7.6.09

Guruji

El gurú agonizaba, el gurú se moría. Descansaba en su lecho de flores rojas y blancas, y parecía estar prácticamente sumergido en ellas. Asomaba su cráneo huesudo, cubierto por una fina capa de piel, insuficiente para cubrir lo que albergaba el interior, y asomaban las venas apenas palpitantes, los huesos del cráneo, como si les faltara un tris para quebrar el pergamino epitelial.
El gurú siempre había sido delgado merced al más estricto vegetarianismo y a su vida de asceta, de meditador y peregrino. Se lo veía por lo general sentado, envuelto en su chal, o de pie, apoyado en un bastón. La imagen a lo Gandhi, que todo el mundo había visto alguna vez, esas escuálidas rodillas, ese andar como si se estuviera desplazando por un río, como si el agua lo cubriera hasta la cintura y fuera imperioso andar con extremo cuidado.
El gurú tenía 83 años, y había anunciado que moriría a los 83 años. Permanecía recostado en su lecho de flores, exánime, dos dedos, índice y pulgar de su mano derecha, acariciando una flor.
Y era todo ojos, dos protuberancias al borde de la exoftalmia, su mirada todavía vivaz, recorriendo la inmensidad de la sala, sus pupilas de un negro infinito en medio de la esclerótica que ya no era nívea sino amarillenta.
Había música de fondo, un sonsonete tarareado por cientos de voces, los presentes que permanecían haciendo tintinear campanitas y susurrando mantras tantas veces ensayados.
El incienso en el aire resultaba algo empalagoso, excesivo tal vez, pero los discípulos juraban y perjuraban que era la fragancia preferida del maestro.
A los costados del gigantesco camastro, dos jóvenes con el torso desnudo abanicaban al maestro con hojas de palma.
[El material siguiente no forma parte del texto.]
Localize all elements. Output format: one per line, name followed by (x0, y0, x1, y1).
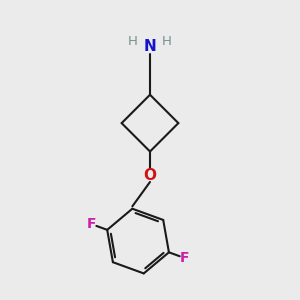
Text: H: H (128, 35, 138, 48)
Text: F: F (87, 217, 97, 231)
Text: F: F (180, 251, 189, 265)
Text: N: N (144, 40, 156, 55)
Text: H: H (161, 35, 171, 48)
Text: O: O (143, 168, 157, 183)
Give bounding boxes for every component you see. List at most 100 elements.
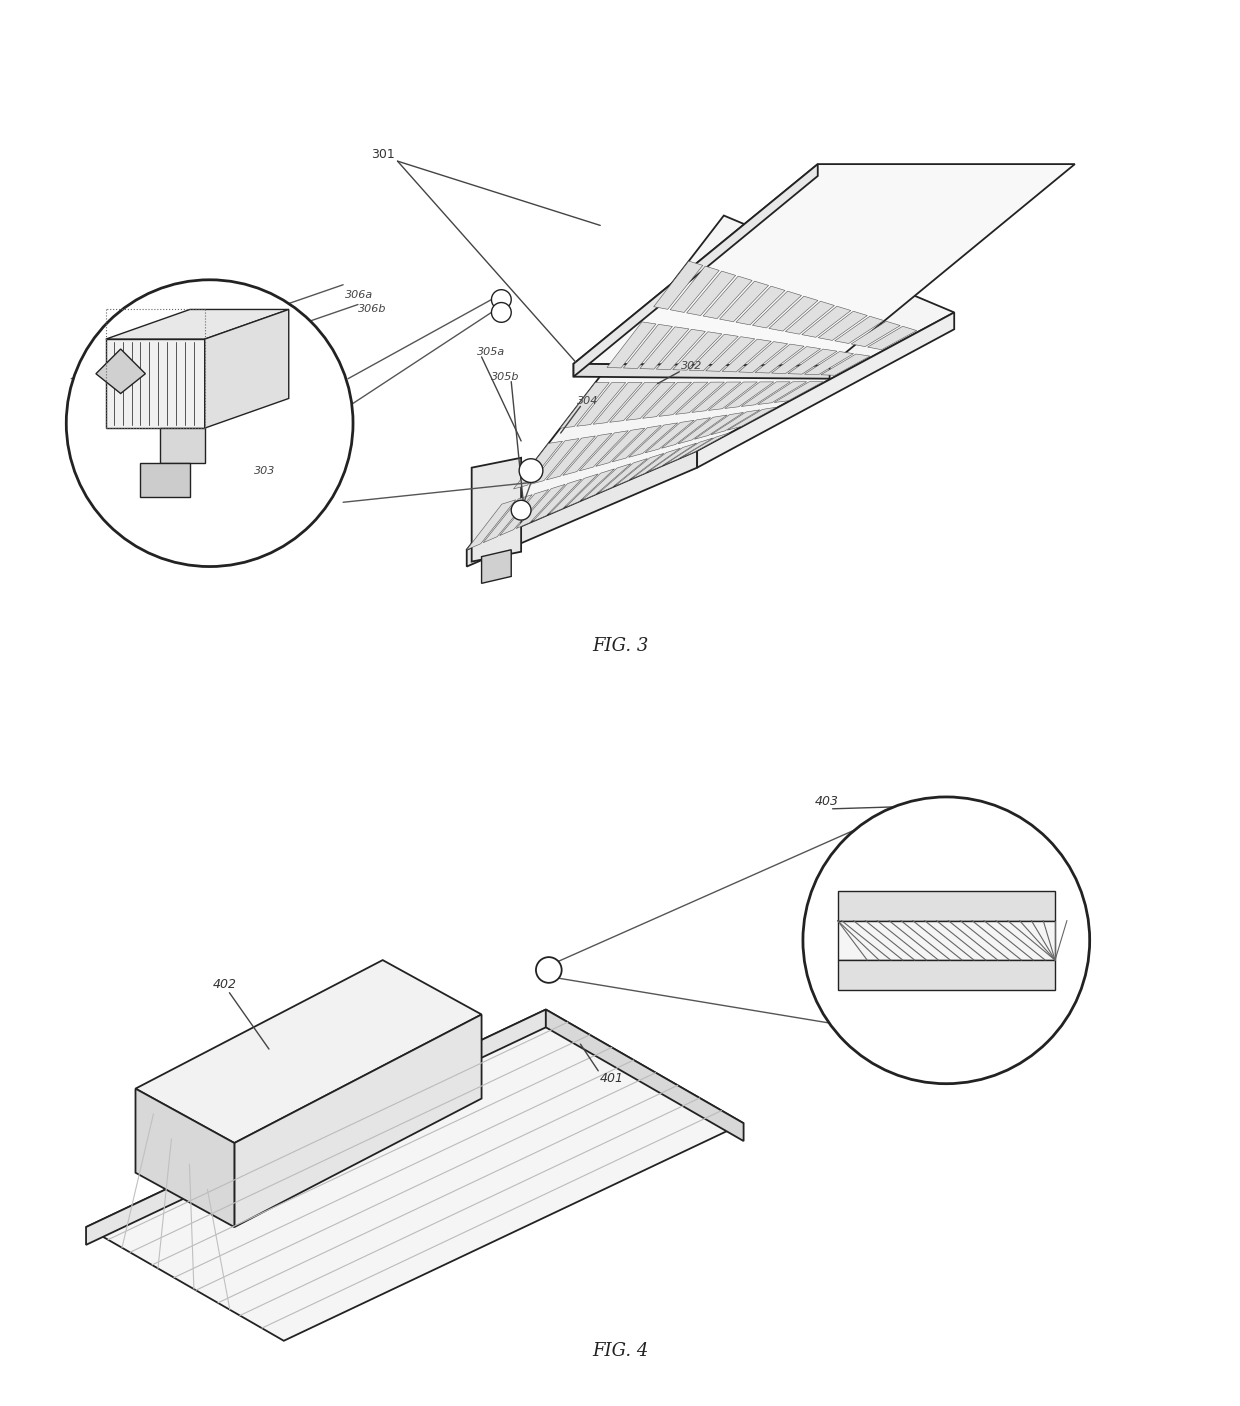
Polygon shape xyxy=(565,468,615,508)
Polygon shape xyxy=(758,381,807,405)
Polygon shape xyxy=(769,297,818,330)
Circle shape xyxy=(511,501,531,520)
Polygon shape xyxy=(135,1088,234,1227)
Text: 401: 401 xyxy=(600,1073,624,1085)
Polygon shape xyxy=(626,382,675,420)
Polygon shape xyxy=(234,1015,481,1227)
Polygon shape xyxy=(160,427,205,463)
Polygon shape xyxy=(722,339,771,371)
Polygon shape xyxy=(821,354,870,375)
Polygon shape xyxy=(703,276,753,319)
Polygon shape xyxy=(606,322,656,368)
Polygon shape xyxy=(697,312,955,468)
Polygon shape xyxy=(466,499,516,550)
Polygon shape xyxy=(665,437,713,465)
Polygon shape xyxy=(466,451,697,567)
Polygon shape xyxy=(676,382,724,415)
Polygon shape xyxy=(466,215,955,550)
Polygon shape xyxy=(647,443,697,472)
Text: 304: 304 xyxy=(577,396,598,406)
Polygon shape xyxy=(105,339,205,427)
Polygon shape xyxy=(868,326,916,350)
Polygon shape xyxy=(471,458,521,561)
Circle shape xyxy=(491,302,511,322)
Polygon shape xyxy=(692,382,742,412)
Polygon shape xyxy=(595,427,645,467)
Polygon shape xyxy=(640,326,689,368)
Polygon shape xyxy=(771,347,821,374)
Polygon shape xyxy=(610,382,658,422)
Polygon shape xyxy=(725,382,774,408)
Polygon shape xyxy=(711,409,760,434)
Text: 306b: 306b xyxy=(358,305,387,315)
Polygon shape xyxy=(689,335,738,371)
Polygon shape xyxy=(785,301,835,335)
Polygon shape xyxy=(678,415,727,444)
Polygon shape xyxy=(642,382,692,419)
Polygon shape xyxy=(706,336,755,371)
Polygon shape xyxy=(624,325,672,368)
Polygon shape xyxy=(851,322,900,347)
Polygon shape xyxy=(728,408,776,430)
Polygon shape xyxy=(673,332,722,370)
Polygon shape xyxy=(687,271,735,315)
Text: 302: 302 xyxy=(681,361,703,371)
Polygon shape xyxy=(205,309,289,427)
Polygon shape xyxy=(818,311,867,340)
Polygon shape xyxy=(95,349,145,394)
Polygon shape xyxy=(529,439,579,485)
Polygon shape xyxy=(645,420,694,453)
Polygon shape xyxy=(774,381,823,402)
Polygon shape xyxy=(631,449,681,479)
Polygon shape xyxy=(86,1010,546,1244)
Polygon shape xyxy=(516,484,565,529)
Text: 303: 303 xyxy=(254,465,275,475)
Polygon shape xyxy=(670,266,719,312)
Polygon shape xyxy=(579,430,629,471)
Polygon shape xyxy=(656,329,706,370)
Text: FIG. 4: FIG. 4 xyxy=(591,1341,649,1360)
Polygon shape xyxy=(582,464,631,501)
Polygon shape xyxy=(737,287,785,325)
Polygon shape xyxy=(86,1010,744,1341)
Polygon shape xyxy=(613,426,661,461)
Polygon shape xyxy=(593,382,642,425)
Polygon shape xyxy=(560,382,609,429)
Polygon shape xyxy=(719,281,769,322)
Polygon shape xyxy=(739,342,787,373)
Polygon shape xyxy=(615,453,663,486)
Circle shape xyxy=(536,957,562,983)
Polygon shape xyxy=(708,382,758,411)
Polygon shape xyxy=(547,436,595,479)
Polygon shape xyxy=(105,309,289,339)
Polygon shape xyxy=(574,165,1075,366)
Polygon shape xyxy=(574,165,817,377)
Polygon shape xyxy=(629,423,678,457)
Polygon shape xyxy=(484,495,532,543)
Polygon shape xyxy=(513,441,563,489)
Polygon shape xyxy=(835,316,884,343)
Polygon shape xyxy=(662,418,711,449)
Polygon shape xyxy=(481,550,511,583)
Text: 305b: 305b xyxy=(491,371,520,381)
Polygon shape xyxy=(563,433,611,475)
Polygon shape xyxy=(599,458,647,494)
Text: 402: 402 xyxy=(212,979,237,991)
Polygon shape xyxy=(681,433,729,458)
Polygon shape xyxy=(532,479,582,522)
Text: 301: 301 xyxy=(371,148,394,160)
Polygon shape xyxy=(805,352,853,374)
Circle shape xyxy=(520,458,543,482)
Circle shape xyxy=(66,280,353,567)
Text: 403: 403 xyxy=(815,796,838,808)
Text: FIG. 3: FIG. 3 xyxy=(591,637,649,655)
Polygon shape xyxy=(837,921,1055,960)
Text: 305a: 305a xyxy=(476,347,505,357)
Polygon shape xyxy=(546,1010,744,1142)
Polygon shape xyxy=(694,412,744,439)
Polygon shape xyxy=(837,960,1055,990)
Polygon shape xyxy=(658,382,708,416)
Circle shape xyxy=(491,290,511,309)
Polygon shape xyxy=(787,349,837,374)
Circle shape xyxy=(804,797,1090,1084)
Eran los meses de mayor calor en Naipul.
El gurú, con un rictus de contrariedad por el esfuerzo, alcanzó a levantar un índice, la señal acordada cuando requería que le humedecieran los labios con té de mango. La muerte siempre resulta algo triste, aunque el maestro había explicado hasta la extenuación que no había motivos para estar triste, por la contundente razón que no había muerte. Un cambio de envase tan solo, para continuar su obra de misericordia y simpatía infinita.
El gurú se moría, y había que regocijarse.
–Maestro –dijo uno de los muchachitos calvos de la primera fila, poniéndose de pie, inclinándose sobre el lecho–, maestro, antes de irse, ¿cuál es el sentido de la vida?
El gurú abrió los ojos, con infinita bondad, lo que hizo que el muchacho se acercara un paso más y torciera la cabeza, prestando su máxima atención al momento sublime.
–Pelotudo –dijo el gurú. Y se murió.

4 comentarios:

Alelí dijo...

y si!

besos

PD: igual ud. caballero me debe una respuesta.

Yoni Bigud dijo...

La sabiduría elige siempre el camino más simple. La síntesis perfecta entre la palabra y la interpretación.

Igual el pelotudo no entendió, se lo aseguro.

Un saludo.

La condesa sangrienta dijo...

Vió? estar en el umbral de la muerte, ser vegetariano y asceta no es condición necesaria para descubrir la pelotudez ajena.
Yo, por ejemplo, ando esquivando la parca, soy carnívora y le doy al cuerpo lo que pide. Así y todo puedo darle una lista larguísima de pelotudos.

J. Hundred dijo...

*alelí! manda besos, pide respuestas. a ver, seguridad!

*yoni bigud! como dijo el filósofo, sabio y amigo, Pedro Pablo Mostanesa: cualquiera puede decir ‘nada es perfecto’, ahora para decir ‘la perfección no es de este mundo’ se necesitan capacidades muy diferentes.

*condesa! si todos los pelotudos/as que conozco se dieran la mano, más que abrazar el malba podrían envolverlo para regalo.